Students have also borne the full force of this crisis. For the quarter of young Indians who attend  university, classes became virtual during lockdown. While the transition to distance learning has gone fairly smoothly for students at private colleges, it has been more difficult for those attending public universities, and for students who are less fortunate or live outside major urban centres. “All our courses were delivered by voicemail on WhatsApp,” says Munazza, who was completing a master’s degree in English at the Jamia Millia Islamia Public University in New Delhi, at the time. “It was the only way that students who had returned to their homes in Kashmir [a northern Indian state] could continue their studies.”

The pandemic has also increased social inequalities, and caused millions of students to interrupt their studies. In the Mysore region in the country’s south, for example, forty-three per cent of students in public universities were no longer following their bachelor’s degree courses in December 2020. The drop-out rate for girls has been as high as sixty-five per cent. “Hit by the crisis, many parents have preferred to marry off their daughters,” explains sociologist and feminist writer and activist Manjima Bhattacharjya.

Students who have managed to continue their studies often suffer from a sense of isolation. When Munazza’s roommates left during lockdown, the 24-year-old found herself alone in New Delhi. “After they left, I found it hard to keep studying. Even cooking was an effort,” she recalls.
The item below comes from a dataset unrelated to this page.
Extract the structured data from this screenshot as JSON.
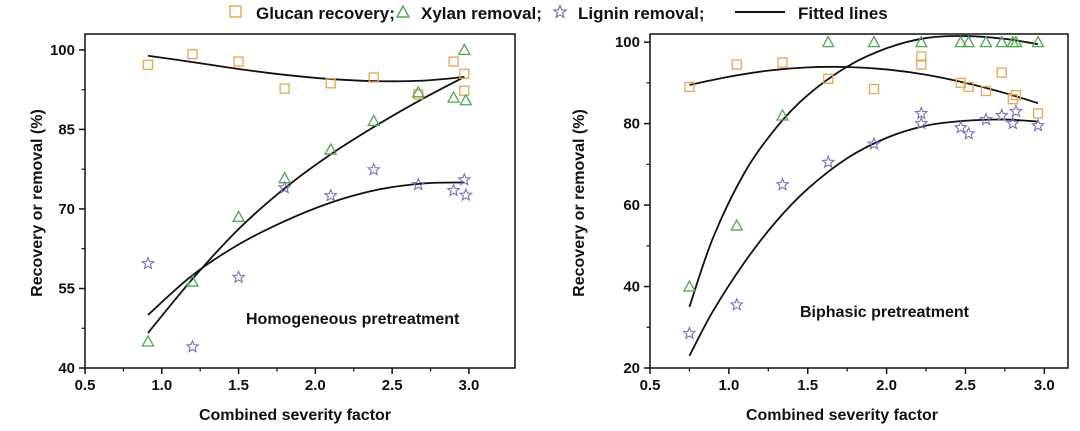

Her hopes of finding a skilled and well-paid job have also receded. “I was offered three hours of work a day for less than what a taxi driver earns,” she complained. “Why study for an extra five years if that is the case?”

Munazza managed to bounce back, by joining the students who helped feed the thousands of migrant workers from rural areas who had lost their jobs in the city, and could not return to the countryside because of a lack of transport. 

Finally graduating in June 2020, Munazza now plans to enrol her thesis for further studies. But universities that are still in lockdown, or have inadequate staff, could take months to release the registration forms. The year of crisis has not just been negative for her. It has helped her become more mature and get to know herself better, she admits. “I’m a person who worries by nature. I now  realize that I have to learn to stay calm. If I am calm, everything will be okay.”